Voyant qu’il n’a dont payer son escot,
Sans le conseil de Bede ou de Lescot,
Il s’advisa marchant se contrefaire
De gras pourceaulx, et, pour mieulx son cas faire,
Quant arriva, à l’hostesse il a dit
Que bien soubdain, sans aucun contredit,
On espandist force bled ou aveine
Emmy la cour, pour pourceaulx qu’on ameine
Bien ung millier, dont il se dit marchant.
Ce qui fut fait, mais ne fut si meschant
Que cependant n’ayt bien sa repeuë prinse,
Et son cheval ; puis, sans autre reprinse,
Quant eut disné, semble luy ennuyer
Qu’ilz ne venoient : donc pour desennuyer,
Il fist semblant vouloir aller encontre
Sur son cheval, que soubdain il rencontre
Enharnasché, car nully ne doubtoit
Que fust Faifeu, mais pour vray ce l’estoit.

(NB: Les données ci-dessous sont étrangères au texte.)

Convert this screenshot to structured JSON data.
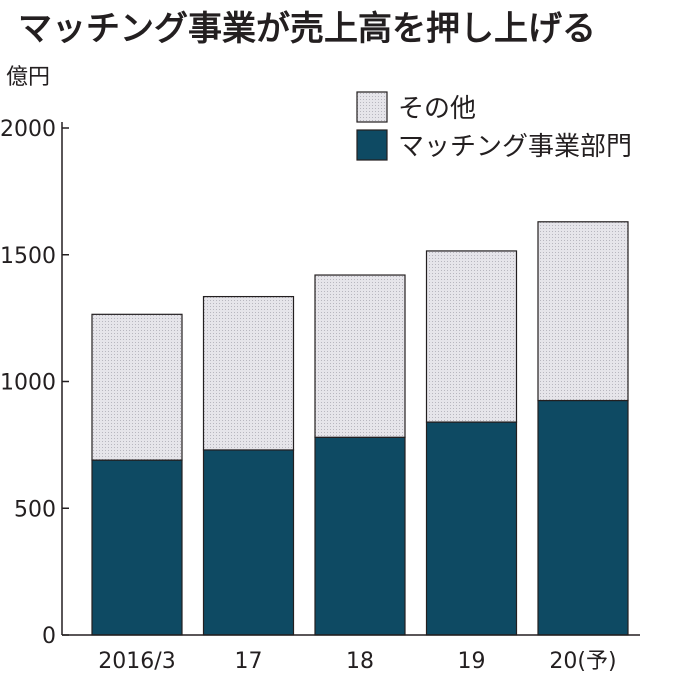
{
  "chart_data": {
    "type": "bar",
    "stacked": true,
    "title": "マッチング事業が売上高を押し上げる",
    "ylabel": "億円",
    "xlabel": "",
    "categories": [
      "2016/3",
      "17",
      "18",
      "19",
      "20(予)"
    ],
    "ylim": [
      0,
      2000
    ],
    "yticks": [
      0,
      500,
      1000,
      1500,
      2000
    ],
    "grid": false,
    "legend_position": "top-right",
    "series": [
      {
        "name": "マッチング事業部門",
        "values": [
          690,
          730,
          780,
          840,
          925
        ],
        "color": "#0e4a63"
      },
      {
        "name": "その他",
        "values": [
          575,
          605,
          640,
          675,
          705
        ],
        "color": "#e4e3e8"
      }
    ]
  }
}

Qui s’en alla sans payer sa despense,
Car pas n’avoit le denier ; mais je pense,
S’il en eust eu, voulentiers eust poyé :
Quant en avoit, tout estoit desployé.
L’hoste s’attend avoir des pourceaulx houstes.
Mais les avoir fust encore aux escouttes,
Et si fallut tout son bled reserrer
Le lendemain, dont en eust d’enserrer.
Ainsi Faifeu leur monstra de ses gestes.
Esprit subtil à besoing vault Digeste.